From a practical point of view, the relevance of this lesion resides in that it can present a pseudotumoral appearance not only on clinical and radiological exams, but also in the surgical room or on the pathological gross exam. Typically, malakoplakia grows as a hard and solid mass with geographic contours and smaller satellite nodules. When accompanying carcinomas at any site, it can be very difficult to ascertain by the naked eye which is the neoplasm and which the inflammation.

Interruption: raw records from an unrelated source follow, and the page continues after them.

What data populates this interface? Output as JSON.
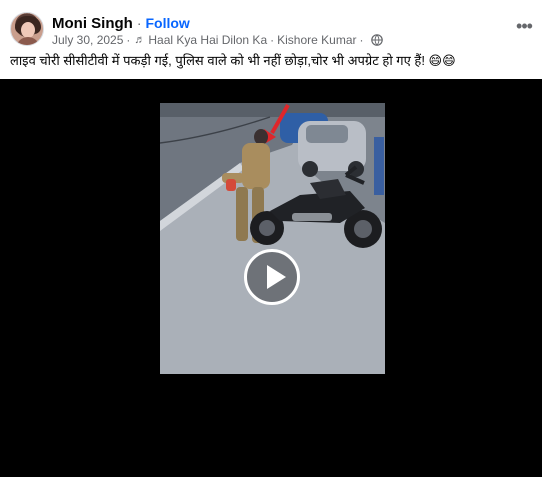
{
  "author": {
    "name": "Moni Singh",
    "separator": "·",
    "follow_label": "Follow"
  },
  "meta": {
    "date": "July 30, 2025",
    "separator": "·",
    "music_icon": "music-note-icon",
    "song": "Haal Kya Hai Dilon Ka",
    "artist": "Kishore Kumar",
    "audience_icon": "globe-icon"
  },
  "more_icon": "more-options-icon",
  "post": {
    "caption": "लाइव चोरी सीसीटीवी में पकड़ी गई, पुलिस वाले को भी नहीं छोड़ा,चोर भी अपग्रेट हो गए हैं! 😄😄"
  },
  "video": {
    "play_icon": "play-icon"
  },
  "colors": {
    "link": "#0866ff",
    "muted_text": "#65676b",
    "video_bg": "#000000"
  }
}
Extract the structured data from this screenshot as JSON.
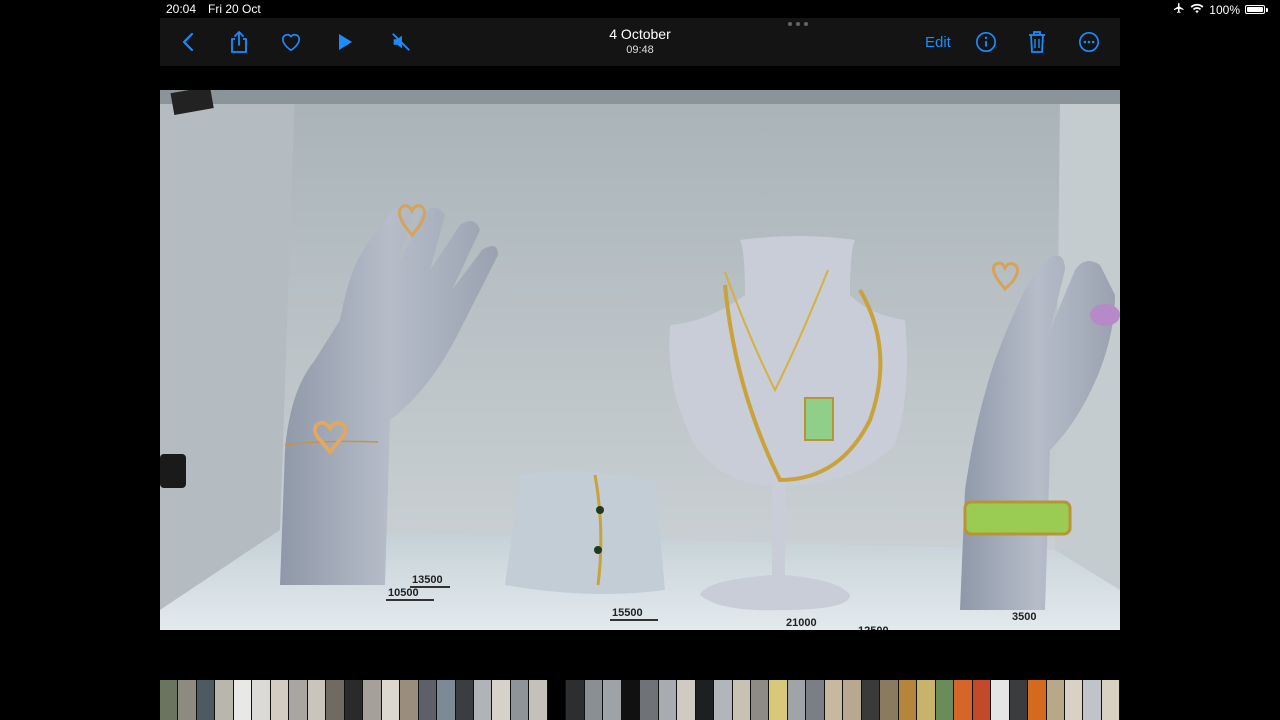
{
  "status_bar": {
    "time": "20:04",
    "date": "Fri 20 Oct",
    "battery": "100%"
  },
  "toolbar": {
    "title": "4 October",
    "subtitle": "09:48",
    "edit_label": "Edit",
    "accent_color": "#1a8cff"
  },
  "photo": {
    "price_tags": [
      "13500",
      "10500",
      "15500",
      "21000",
      "12500",
      "3500"
    ]
  },
  "filmstrip": {
    "thumb_colors": [
      "#6a7560",
      "#8d8a80",
      "#4d5a60",
      "#b9b6ad",
      "#e8e8e6",
      "#dcdad6",
      "#d2ccc2",
      "#a9a5a0",
      "#c9c4bc",
      "#6f6a62",
      "#2a2a2a",
      "#a6a09a",
      "#dcd8d0",
      "#9b8d7c",
      "#5d6068",
      "#7c8a96",
      "#3b3d40",
      "#b0b4b8",
      "#d6d2ca",
      "#8f9499",
      "#c5c1ba",
      "#000000",
      "#2c2e30",
      "#8a8f94",
      "#9ea3a8",
      "#111111",
      "#6f7378",
      "#a8acb0",
      "#cfcac2",
      "#1e1f20",
      "#b2b6ba",
      "#c7c2b4",
      "#8e8b86",
      "#d8c87a",
      "#a0a4a8",
      "#7a7f86",
      "#c8b8a0",
      "#b8a890",
      "#3a3a3a",
      "#8a7a60",
      "#b5853c",
      "#c7b36a",
      "#6a8c5a",
      "#d6652a",
      "#c24a2a",
      "#e5e5e5",
      "#3a3c3e",
      "#d46a1e",
      "#b8a88a",
      "#d9d2c4",
      "#c0c4c8",
      "#d8d0c0"
    ]
  }
}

Some authors hypothetisize that the coincidence of malakoplakia with adenocarcinoma of the colon and rectum might start with distortion of the local flora induced by the tumor.6 The specific location of the malakoplakia in the vicinity of the neoplastic invading border, but not mixing with it, favors this theory. This peculiar arrangement of the binomy neoplasm-inflammation may make it difficult for the pathologist to ascertain the exact location of wall infiltration by the neoplasm. Furthermore, there are some cases of malakoplakia that also affect regional lymph nodes or even other abdominal organs. In these examples the inflammation may give the false impression of metastatic seed, thus complicating even more the correct diagnosis.8 However, the opposite situation may also occur. Actually, some authors advise of the necessity for a careful search for colorectal neoplasia when malakoplakia appears on histologic grounds.8

To summarize, malakoplakia associated with adenocarcinoma of the colon and rectum is an incidental histologic finding that seems to have no influence on the prognosis and survival of patients. This association has been very rarely reported in the literature. Although rare, the coincidence of these two conditions may be more frequent that previously believed probably because, in routine practice, pathologists pay attention to the neoplasm without considering the associated inflammation.